In the very same space this past week, Smith was ready to share what he and his team had discovered and how they are using that knowledge to improve the Hulu user experience. The launch of live TV in early 2017 coincided with the introduction of an entirely new user interface, which Smith and his team have been tinkering with based on both user behavior data and feedback from individual customers.

The best example of that is “Lineup,” the default screen when users open Hulu. The content surfaced there today, according to Smith, is about 90% different than at launch last spring.

“We entered into the year thinking that Lineup was the place for content discovery—this is where you would find the next show you want to watch, the next movie,” Smith explained. “As we both heard from users about what mattered to them when they turned on Hulu and especially when we looked at that data—what do people really select from this list—it turned out discovery was the least important thing that happened in this list. Fundamentally, it is about content you are super familiar with, e.g. content you’re already watching.”

Now, instead of getting recommendations for new content upon logging in, users are shown the latest episodes of their current favorites and their favorite teams’ recent games (which are automatically recorded). Relevant suggestions for new content are still accessible on the subsequent “TV” and “Movies” panes, as well as on genre-specific lists.

Hulu also employs an editorial staff to ensure the inclusion of content that is particularly relevant in real time.
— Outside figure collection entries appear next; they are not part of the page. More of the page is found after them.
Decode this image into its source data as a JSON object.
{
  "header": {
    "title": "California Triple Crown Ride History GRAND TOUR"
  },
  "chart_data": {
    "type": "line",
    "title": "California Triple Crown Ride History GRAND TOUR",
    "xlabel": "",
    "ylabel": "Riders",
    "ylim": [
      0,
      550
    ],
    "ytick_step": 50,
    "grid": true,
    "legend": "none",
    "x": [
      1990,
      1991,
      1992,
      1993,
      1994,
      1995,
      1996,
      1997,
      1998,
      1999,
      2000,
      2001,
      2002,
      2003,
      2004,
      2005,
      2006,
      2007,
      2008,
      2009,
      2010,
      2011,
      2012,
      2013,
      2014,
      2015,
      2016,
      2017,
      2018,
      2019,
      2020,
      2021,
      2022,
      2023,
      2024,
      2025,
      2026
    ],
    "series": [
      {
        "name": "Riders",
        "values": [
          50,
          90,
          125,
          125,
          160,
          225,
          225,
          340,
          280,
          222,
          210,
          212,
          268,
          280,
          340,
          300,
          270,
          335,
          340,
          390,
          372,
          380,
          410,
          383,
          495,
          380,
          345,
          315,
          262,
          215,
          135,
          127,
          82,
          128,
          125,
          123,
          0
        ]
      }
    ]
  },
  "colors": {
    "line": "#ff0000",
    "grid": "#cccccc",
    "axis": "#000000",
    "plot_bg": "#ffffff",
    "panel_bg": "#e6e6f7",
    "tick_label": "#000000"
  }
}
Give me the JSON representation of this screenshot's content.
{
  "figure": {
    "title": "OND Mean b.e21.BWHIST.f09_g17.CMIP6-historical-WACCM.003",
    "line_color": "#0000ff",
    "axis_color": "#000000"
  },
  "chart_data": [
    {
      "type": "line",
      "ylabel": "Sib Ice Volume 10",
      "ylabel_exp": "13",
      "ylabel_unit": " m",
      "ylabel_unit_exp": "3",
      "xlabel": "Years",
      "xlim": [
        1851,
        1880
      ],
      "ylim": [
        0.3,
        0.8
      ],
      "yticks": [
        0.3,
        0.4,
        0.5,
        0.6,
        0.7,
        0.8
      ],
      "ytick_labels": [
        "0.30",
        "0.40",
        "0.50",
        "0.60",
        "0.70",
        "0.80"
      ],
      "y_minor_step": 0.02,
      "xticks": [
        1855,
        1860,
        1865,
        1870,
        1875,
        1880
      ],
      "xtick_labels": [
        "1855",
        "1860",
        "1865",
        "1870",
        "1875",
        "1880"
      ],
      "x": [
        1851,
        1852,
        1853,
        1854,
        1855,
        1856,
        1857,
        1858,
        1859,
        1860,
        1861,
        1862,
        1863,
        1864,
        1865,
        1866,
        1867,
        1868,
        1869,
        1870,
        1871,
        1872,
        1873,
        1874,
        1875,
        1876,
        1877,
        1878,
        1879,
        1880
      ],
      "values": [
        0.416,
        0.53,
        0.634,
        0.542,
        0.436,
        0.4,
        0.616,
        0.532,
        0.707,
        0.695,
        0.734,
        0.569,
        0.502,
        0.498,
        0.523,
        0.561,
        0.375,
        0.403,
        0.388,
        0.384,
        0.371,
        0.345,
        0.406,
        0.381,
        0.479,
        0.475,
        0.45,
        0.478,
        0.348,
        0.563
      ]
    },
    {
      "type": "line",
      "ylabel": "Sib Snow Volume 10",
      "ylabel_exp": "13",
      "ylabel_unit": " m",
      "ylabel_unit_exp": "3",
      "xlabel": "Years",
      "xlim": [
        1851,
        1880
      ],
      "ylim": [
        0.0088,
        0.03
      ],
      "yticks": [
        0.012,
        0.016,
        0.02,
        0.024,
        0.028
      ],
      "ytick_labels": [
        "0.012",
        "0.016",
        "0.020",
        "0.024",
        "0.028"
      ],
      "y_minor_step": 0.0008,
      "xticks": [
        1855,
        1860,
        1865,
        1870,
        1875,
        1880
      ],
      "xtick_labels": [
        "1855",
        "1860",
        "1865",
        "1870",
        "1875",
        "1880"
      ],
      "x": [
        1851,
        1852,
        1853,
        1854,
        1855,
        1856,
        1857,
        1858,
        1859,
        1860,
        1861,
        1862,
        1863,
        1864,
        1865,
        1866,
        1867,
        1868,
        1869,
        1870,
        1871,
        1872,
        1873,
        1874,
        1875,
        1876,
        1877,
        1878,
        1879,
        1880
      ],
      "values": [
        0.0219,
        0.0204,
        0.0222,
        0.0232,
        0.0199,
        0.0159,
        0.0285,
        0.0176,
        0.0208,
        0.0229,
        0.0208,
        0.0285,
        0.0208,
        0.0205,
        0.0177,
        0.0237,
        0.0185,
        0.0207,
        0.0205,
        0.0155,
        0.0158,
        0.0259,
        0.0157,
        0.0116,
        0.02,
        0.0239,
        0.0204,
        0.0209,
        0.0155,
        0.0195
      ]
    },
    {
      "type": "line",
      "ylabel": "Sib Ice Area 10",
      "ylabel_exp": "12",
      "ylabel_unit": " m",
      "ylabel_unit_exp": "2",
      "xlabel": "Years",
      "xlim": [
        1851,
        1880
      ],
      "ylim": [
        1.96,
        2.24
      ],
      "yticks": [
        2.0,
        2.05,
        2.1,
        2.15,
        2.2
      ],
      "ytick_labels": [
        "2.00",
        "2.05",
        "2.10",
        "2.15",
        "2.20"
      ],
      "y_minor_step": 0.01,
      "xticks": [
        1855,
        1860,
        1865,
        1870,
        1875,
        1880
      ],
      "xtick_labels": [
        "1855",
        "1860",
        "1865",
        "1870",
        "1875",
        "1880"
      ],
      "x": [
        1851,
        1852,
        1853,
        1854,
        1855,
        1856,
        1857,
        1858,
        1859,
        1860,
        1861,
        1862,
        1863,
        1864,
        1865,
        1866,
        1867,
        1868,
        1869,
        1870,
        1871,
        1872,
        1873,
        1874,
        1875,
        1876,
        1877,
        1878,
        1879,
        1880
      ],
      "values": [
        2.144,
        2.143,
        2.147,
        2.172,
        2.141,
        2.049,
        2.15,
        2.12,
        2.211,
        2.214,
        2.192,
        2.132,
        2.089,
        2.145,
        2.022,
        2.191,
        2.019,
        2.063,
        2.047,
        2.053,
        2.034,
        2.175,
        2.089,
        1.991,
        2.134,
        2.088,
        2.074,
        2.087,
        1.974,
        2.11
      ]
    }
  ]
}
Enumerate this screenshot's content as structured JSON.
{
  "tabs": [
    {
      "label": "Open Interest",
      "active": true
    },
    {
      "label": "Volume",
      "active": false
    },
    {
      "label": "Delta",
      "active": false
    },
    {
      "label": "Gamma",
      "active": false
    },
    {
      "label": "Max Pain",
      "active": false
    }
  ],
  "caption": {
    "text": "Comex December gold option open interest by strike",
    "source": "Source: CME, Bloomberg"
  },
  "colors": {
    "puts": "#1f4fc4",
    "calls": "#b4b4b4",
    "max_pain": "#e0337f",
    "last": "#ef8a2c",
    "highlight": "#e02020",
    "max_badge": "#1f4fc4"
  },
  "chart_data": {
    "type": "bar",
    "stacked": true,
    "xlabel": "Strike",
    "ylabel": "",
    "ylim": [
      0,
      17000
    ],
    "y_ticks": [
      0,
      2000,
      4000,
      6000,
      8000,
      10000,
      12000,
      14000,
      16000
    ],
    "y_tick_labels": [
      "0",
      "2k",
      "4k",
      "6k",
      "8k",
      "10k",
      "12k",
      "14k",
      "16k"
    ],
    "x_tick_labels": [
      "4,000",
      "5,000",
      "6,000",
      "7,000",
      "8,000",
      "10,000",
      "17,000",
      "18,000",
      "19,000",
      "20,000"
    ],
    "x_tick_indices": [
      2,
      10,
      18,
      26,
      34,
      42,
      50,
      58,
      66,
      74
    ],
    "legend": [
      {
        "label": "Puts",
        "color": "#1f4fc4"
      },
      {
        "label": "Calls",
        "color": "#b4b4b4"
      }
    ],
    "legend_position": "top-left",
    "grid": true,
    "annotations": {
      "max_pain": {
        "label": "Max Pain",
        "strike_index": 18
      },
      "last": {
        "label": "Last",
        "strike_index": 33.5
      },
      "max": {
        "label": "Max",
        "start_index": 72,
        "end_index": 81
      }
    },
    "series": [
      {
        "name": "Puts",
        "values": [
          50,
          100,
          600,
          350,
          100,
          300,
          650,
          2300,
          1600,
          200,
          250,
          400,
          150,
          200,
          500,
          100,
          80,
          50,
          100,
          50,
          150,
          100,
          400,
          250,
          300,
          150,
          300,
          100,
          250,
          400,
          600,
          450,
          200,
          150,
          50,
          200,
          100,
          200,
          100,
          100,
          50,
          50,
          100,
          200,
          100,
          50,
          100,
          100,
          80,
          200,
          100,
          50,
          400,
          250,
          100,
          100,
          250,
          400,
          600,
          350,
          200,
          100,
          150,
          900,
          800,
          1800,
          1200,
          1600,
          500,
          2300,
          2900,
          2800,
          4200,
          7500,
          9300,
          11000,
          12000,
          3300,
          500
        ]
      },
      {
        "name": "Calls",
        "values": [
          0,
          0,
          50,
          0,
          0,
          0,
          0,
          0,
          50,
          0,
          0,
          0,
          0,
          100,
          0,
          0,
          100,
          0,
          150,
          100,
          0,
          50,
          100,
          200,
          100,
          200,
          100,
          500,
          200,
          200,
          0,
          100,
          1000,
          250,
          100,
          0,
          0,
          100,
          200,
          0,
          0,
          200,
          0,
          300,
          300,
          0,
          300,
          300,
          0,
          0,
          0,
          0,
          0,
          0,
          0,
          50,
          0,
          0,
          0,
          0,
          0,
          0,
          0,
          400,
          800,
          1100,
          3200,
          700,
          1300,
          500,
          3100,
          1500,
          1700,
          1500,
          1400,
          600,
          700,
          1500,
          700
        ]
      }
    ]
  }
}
During Hurricane Irma, for example, Hulu surfaced CNN’s all-day weather treatment for users across the country. For subscribers in the path of the storm, local news coverage led the Lineup screen.

Curating the most relevant content for each individual user remains a top priority for Hulu in 2018. When a user signs into Hulu for the first time, the platform asks them to take a brief survey about their tastes: which programming genres they’re most interested in, what shows they’re currently watching, etc. Citing data indicating viewers’ tastes change over time, Smith plans to prompt users to take a few minutes later this year to go through the survey process again.

Hulu is also beta testing a range of subtle new features that will help the service learn more about its users’ tastes, such as a “stop suggesting this,” and “remove this from my watch history” functions. It also plans to let users mark certain episodes of a particular show as “watched” in case a viewer has already seen them elsewhere, which indicates that user enjoys that series and wants to know about new episodes.

One way Smith admitted Hulu missed the mark last year was not including a program guide in the UI. While TV futurists often malign the traditional grid guide, the Hulu team realized that without it, users had no way of easily checking what was up next on a given channel. “Our Hulu has 19 clicks that you have to go through, and I’m pretty sure I’m the only one who knows how to do it,” Smith said. The team is now beta testing a program guide that users can expect to see soon.

In one of its most ambitious UI initiatives yet, Hulu has been working with NBC Sports to develop a personalized experience for the upcoming Winter Olympics. Early next month, Hulu will prompt users to select the sports they are most interested in and build the Olympics portion of the UI around those preferences. Hulu is already working with Turner on a similar endeavor for March Madness.

On panel after panel at CES this year, programming and distribution execs pointed to personalization and curation as the most important differentiators in the OTT space. It’s clear that hasn’t escaped Smith and his team at Hulu, who are among the most advanced in providing users with content they want to watch when and where they want to watch it.